For CEOs, navigating sanctions and supply chain disruptions aren’t just headaches. They have called into question many of the basic assumptions that have guided business decisions for the past few decades. To do business in the second largest economy in the world, companies are increasingly expected to play along with Xi Jinping’s plans to decouple China from the West, become self-sufficient and build a China-centric economic order.
“Many policymakers and some business leaders are siding with the deglobalisation camp because it's either politically expedient or economically beneficial for them,” says Bach.
Much of the world wants a new narrative with new paradigms, and this isn’t just coming from anti-globalist campaigners. Countries like China want to redefine how the world works. Companies with customers and employees everywhere are looking for a new narrative themselves.
“The image of a global village is gone,” says Warner. “This ideal of bringing businesses and politicians together is seen as elitist by many and thinking that these people could solve the problem and bring peace is being thrown into question.”
WEF at a turning point
With the Davos Spirit under threat, can WEF solve globalisation’s problems?
“The WEF does have really valuable things to offer. But if they remain this exclusive club of very rich people who most normal people don't understand and think they are to blame for many problems, they will continue to lose support,” says Gretta Fenner, the managing director of the Basel Institute on Governance.
“You can talk all you want but where is the measurable action and where is the accountability for all the statements and commitments that are made by leaders at the WEF?”
Despite claims to be more inclusive, membership in WEF can cost up to $600,000 a year and its annual meeting remains an invite-only affair guarded with heavy security.
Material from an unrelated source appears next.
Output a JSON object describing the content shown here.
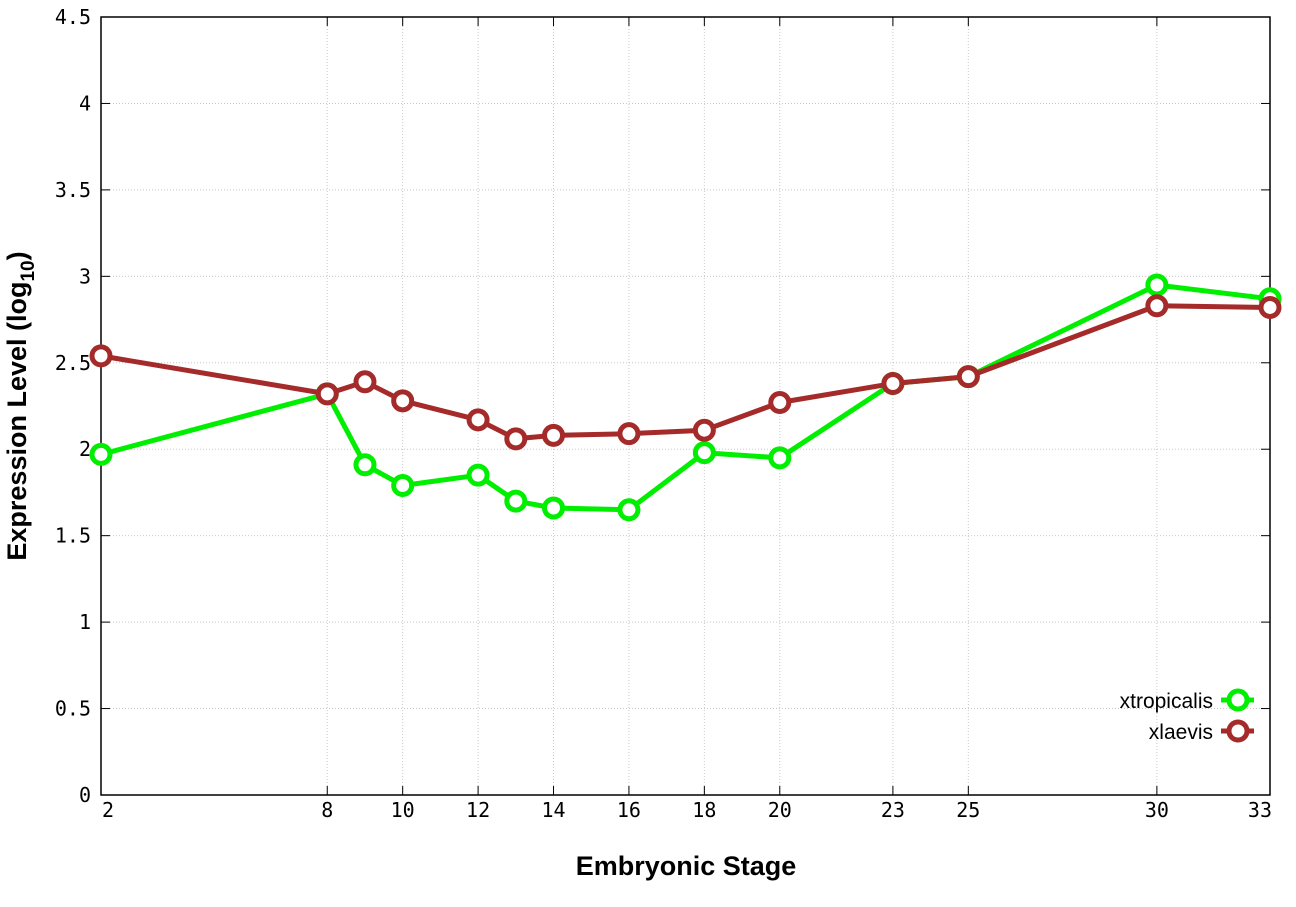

CEOs fly in on their private jets despite making pledges to curb climate change. Many of the key meetings take place off-the-record and behind closed doors, and the badges are still colour-coded to signify your pecking order.
But without the big names and powers attracting attention this time, there could be a chance for more diverse voices and perspectives to get more airtime. GreeceExternal link announced that it will have a Greek House at Davos for the first time, and India has been promoting several events in the lead up to WEF week. The African continent will have its highest representation to date, with seven heads of state and scores of ministers expected at the elite event.
“Given that the world is in a bit of a bind on a number of fronts, the idea of bringing some people together and having them wrestle with some of those questions strikes me as a good one,” says Bach.
“That doesn't mean that I have dramatically high expectations that we'll come out of it with the solutions to the most pressing problems facing humanity, but I do think that there is a place for in-person gatherings... [and] that concerted effort by those who tend to attend WEF can make a difference.”